My, how things have changed.
Then, the shipping lines made their money from migrants and jammed as many as they could into the bowels of their ships in somewhat less than salubrious surroundings. The bigger the ship - the more migrants, who were treated as little more than cargo and given very little in the way of amenities or services. In those days the only thing to relieve the monotony of the journey was the conviviality of one’s fellow passengers.
This began to change when White Star and Cunard started building their ’Four Stackers‘, the Mauretania, Lusitania, Olympic and Titanic, to compete with the European Lines for the lucrative migrant business and more importantly, for the first-class passenger trade that could bring good publicity to the shipping lines, add profitability and additional icing to the cake.
The story of the transatlantic liner is an epic saga of one of the great icons of the industrial age.
The competition for the trade pushed human ingenuity and technology to its limits in a race to gain dominance of the seas and ships began to offer more and more facilities to attract passengers. Amenities and accommodations were improved over all three classes. Swimming pools, gymnasiums, smoking rooms and theatres, specialty restaurants and outdoor areas for sports and leisure were added.
As the century progressed, the trade continued beyond its heyday, (thanks to America closing her ’Open Door Policy’) the migrants were replaced by the new affluent middle classes as it was still ’the only way to cross'. However, without the profits of the migrants, the competing lines slowly sank into an abyss. Some governments subsidised their ’Ships of State’to keep them sailing - the French Liner, Normandie, never made a profit but sailed on regardless, buoyed by French pride and her taxpayers.
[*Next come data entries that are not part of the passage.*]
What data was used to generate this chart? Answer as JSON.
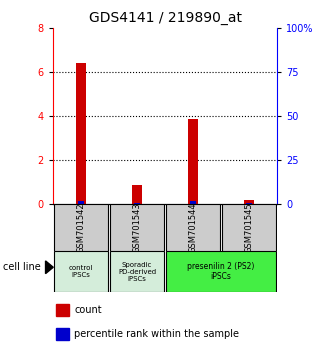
{
  "title": "GDS4141 / 219890_at",
  "samples": [
    "GSM701542",
    "GSM701543",
    "GSM701544",
    "GSM701545"
  ],
  "count_values": [
    6.4,
    0.85,
    3.85,
    0.18
  ],
  "percentile_values": [
    1.3,
    0.35,
    1.25,
    0.12
  ],
  "ylim_left": [
    0,
    8
  ],
  "ylim_right": [
    0,
    100
  ],
  "yticks_left": [
    0,
    2,
    4,
    6,
    8
  ],
  "yticks_right": [
    0,
    25,
    50,
    75,
    100
  ],
  "ytick_labels_right": [
    "0",
    "25",
    "50",
    "75",
    "100%"
  ],
  "count_color": "#cc0000",
  "percentile_color": "#0000cc",
  "sample_box_color": "#cccccc",
  "group_colors": [
    "#d4edda",
    "#d4edda",
    "#44ee44"
  ],
  "cell_line_label": "cell line",
  "legend_count": "count",
  "legend_percentile": "percentile rank within the sample",
  "title_fontsize": 10,
  "tick_fontsize": 7,
  "bar_width": 0.18
}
By the 50s, passengers were entertained by official ‘Cruise directors‘who were employed to help keep the minds of the passengers occupied and maybe distract them from the one aspect of transatlantic travel that is very rarely advertised, the often rough Atlantic swell and the subsequent malady for some. This was the period when Cunard coined the phrase ‘When getting there is half the fun’.
With the advent of the Jet liner in the 1960s, the great ocean liners were facing possible extinction and eventually the only surviving line plying the regular Trans-Atlantic route was Cunard with her two ships the Queen Elizabeth and the Queen Mary that continued to cross each other mid-Atlantic, and often carrying more crew than passengers, right up until the late 1960s when they were replaced by the smaller and more economic Queen Elizabeth 2.
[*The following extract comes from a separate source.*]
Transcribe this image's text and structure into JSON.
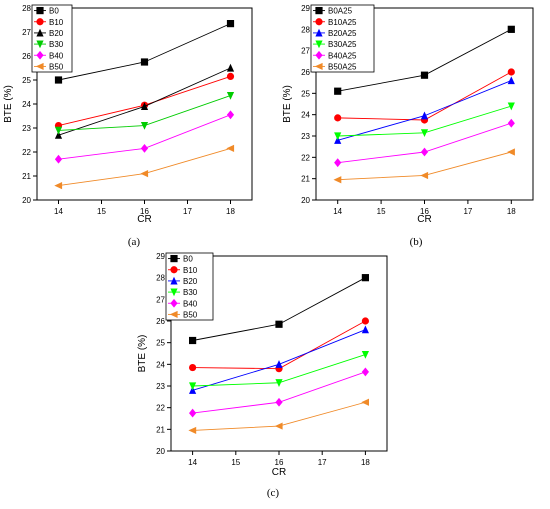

Today there is only one true Trans-Atlantic liner. The 2004 built Queen Mary 2 that continues the tradition of providing the only true ’Crossing‘experience. Decorated in a style harking back to the great liners of the 30s, now though, without the traditional three class partitions and with all facilities being available to all passengers. The QM2 continues to offer the ‘Crossing’experience along with all the modern conveniences, although no rock climbing walls or water-slides.
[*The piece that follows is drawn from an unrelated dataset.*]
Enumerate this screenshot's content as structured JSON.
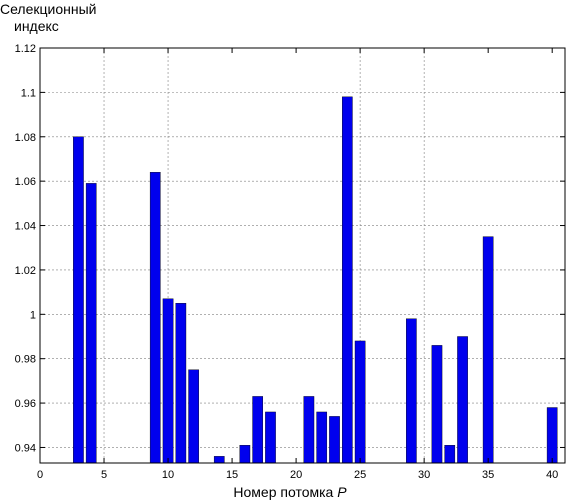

Your seven days across the Atlantic can be filled with as much as you like. Organized sports events, lectures, movies, card games, shuffleboard, tennis, golf, the spa, the gym, the casino, shopping, the planetarium, painting classes or scarf tying. (You’d be surprised how many men turn up to this), and of course, the traditional afternoon tea served by liveried and white-gloved waiters in the ballroom. Or as little as you like. Halcyon days with a glass of champagne in one hand and a tome from the 9000 book library in the other, and often my favourite, just sitting in a steamer chair staring blankly out to sea.
What can you expect from a ‘Crossing’? The connection with the past 200 years of historical crossings of the Atlantic and one of the last great adventures you can have from the comfort of a deck chair.